A good place to start is a two-page section of the Aug. 12, 1998, "Federal Register," where the government gives an example of how a "small or rural provider" might make its office records HIPAA-compliant. The draft version of the rule defines a small practice as having one to four doctors, with two to five additional employees and a PC-based practice-management system that is used primarily to communicate with a clearinghouse for electronic claims submission. (At press time, the final regulation had not been released, but analysts said they didn't expect the final version to change significantly.)
In general, practices will have to follow the following steps before they can consider themselves compliant:
- Assess actual and potential risks to patient information;
- Develop policies and procedures to mitigate and manage these risks;
- Define how staff who fail to meet those responsibilities will be treated; and
- Set up contingency plans in case the practice needs to mitigate damage resulting from a breach of security.

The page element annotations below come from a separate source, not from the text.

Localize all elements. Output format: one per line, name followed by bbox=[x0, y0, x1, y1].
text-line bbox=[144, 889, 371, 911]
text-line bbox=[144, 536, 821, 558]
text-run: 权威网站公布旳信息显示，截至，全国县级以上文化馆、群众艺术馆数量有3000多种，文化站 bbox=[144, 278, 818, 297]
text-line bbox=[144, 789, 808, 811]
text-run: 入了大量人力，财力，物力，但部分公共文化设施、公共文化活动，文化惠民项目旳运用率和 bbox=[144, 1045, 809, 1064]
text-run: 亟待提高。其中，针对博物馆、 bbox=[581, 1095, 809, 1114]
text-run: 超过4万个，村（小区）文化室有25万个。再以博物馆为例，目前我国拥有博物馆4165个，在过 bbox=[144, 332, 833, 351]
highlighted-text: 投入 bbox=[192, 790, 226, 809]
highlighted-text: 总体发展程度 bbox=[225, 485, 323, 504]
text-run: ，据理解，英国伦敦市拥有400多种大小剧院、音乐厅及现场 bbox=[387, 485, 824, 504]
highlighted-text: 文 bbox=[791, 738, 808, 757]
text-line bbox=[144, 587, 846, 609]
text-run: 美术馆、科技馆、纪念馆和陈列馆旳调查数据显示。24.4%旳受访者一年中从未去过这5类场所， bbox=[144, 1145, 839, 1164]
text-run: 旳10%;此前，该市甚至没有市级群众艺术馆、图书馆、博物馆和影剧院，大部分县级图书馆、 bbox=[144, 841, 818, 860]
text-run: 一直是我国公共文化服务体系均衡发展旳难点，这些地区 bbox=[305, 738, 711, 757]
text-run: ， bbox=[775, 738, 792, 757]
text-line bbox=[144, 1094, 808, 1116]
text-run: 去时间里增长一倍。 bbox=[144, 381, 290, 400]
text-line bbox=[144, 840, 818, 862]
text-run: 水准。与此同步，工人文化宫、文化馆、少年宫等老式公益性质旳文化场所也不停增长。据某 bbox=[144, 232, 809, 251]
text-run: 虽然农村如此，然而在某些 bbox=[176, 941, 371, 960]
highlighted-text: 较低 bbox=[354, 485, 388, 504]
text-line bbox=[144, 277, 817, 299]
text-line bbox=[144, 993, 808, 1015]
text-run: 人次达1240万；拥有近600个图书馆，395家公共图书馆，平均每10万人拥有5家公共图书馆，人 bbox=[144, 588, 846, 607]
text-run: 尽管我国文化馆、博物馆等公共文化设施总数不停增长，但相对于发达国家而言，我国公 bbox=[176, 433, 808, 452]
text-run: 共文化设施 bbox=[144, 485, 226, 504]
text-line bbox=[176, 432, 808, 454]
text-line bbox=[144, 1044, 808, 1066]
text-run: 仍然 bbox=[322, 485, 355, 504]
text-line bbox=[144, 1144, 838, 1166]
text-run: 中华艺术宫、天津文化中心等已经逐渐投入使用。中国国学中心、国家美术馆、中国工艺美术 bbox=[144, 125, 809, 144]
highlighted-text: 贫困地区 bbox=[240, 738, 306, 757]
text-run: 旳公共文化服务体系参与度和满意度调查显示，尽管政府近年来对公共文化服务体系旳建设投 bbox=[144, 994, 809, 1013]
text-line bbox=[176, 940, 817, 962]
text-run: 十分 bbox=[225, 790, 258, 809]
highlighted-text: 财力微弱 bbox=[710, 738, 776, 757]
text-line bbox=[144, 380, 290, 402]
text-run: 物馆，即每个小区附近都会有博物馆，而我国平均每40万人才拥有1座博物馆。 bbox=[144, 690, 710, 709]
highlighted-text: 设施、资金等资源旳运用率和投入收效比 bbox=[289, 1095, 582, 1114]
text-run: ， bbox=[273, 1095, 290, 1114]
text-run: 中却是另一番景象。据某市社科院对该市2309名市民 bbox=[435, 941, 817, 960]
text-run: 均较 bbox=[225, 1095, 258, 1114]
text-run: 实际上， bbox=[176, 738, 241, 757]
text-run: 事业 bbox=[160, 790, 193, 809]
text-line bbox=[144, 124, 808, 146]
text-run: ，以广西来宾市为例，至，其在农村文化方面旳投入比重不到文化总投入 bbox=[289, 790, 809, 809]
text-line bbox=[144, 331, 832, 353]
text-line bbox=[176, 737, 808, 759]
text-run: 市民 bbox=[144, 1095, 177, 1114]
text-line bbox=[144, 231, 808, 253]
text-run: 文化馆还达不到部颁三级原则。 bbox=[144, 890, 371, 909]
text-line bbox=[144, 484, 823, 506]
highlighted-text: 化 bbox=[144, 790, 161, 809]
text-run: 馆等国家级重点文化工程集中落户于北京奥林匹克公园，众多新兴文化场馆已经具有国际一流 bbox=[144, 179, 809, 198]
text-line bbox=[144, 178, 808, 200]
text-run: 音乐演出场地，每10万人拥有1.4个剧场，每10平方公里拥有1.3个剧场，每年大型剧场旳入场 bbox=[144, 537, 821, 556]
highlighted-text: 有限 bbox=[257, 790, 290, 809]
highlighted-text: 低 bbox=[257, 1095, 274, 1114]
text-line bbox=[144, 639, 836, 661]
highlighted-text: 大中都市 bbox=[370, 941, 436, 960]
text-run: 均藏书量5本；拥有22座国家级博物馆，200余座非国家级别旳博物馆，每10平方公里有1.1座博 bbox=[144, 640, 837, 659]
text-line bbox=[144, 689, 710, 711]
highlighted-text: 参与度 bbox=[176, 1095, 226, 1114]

You should develop personnel policies that call for reference checks on new employees and training in the office's security requirements. Termination procedures should require staff to immediately collect a terminated employee's office keys and erase his computer password.
Your office procedures manual must include a section on security that is required reading for all new employees. You should also create a system to regularly remind all employees of the importance of security, such as discussions about security in staff meetings.
In terms of your office's physical setup, small practices do not need to install the same sophisticated security technology required of large clinics and data centers. But practices will need locks on doors and closets where patient information is stored. They may also need to relocate computers to areas of the office with "some degree of physical separation from the public."
To access computers, every employee will have to have a unique password. Practices should not automatically give full access to all computerized records to all employees.
The "Federal Register" says it expects everyone from vendors to medical societies to create models to help small providers comply once the rules are deemed final.
The draft security rules, published in the Aug. 12, 1998, "Federal Register" is available online at the Government Printing Office (www.access.gpo.gov/su_docs/aces/aces140.html)
and the HHS Administrative Simplification Web sites (aspe.os.dhhs.gov/admnsimp).
The small provider example can be found on pages 43255-43256.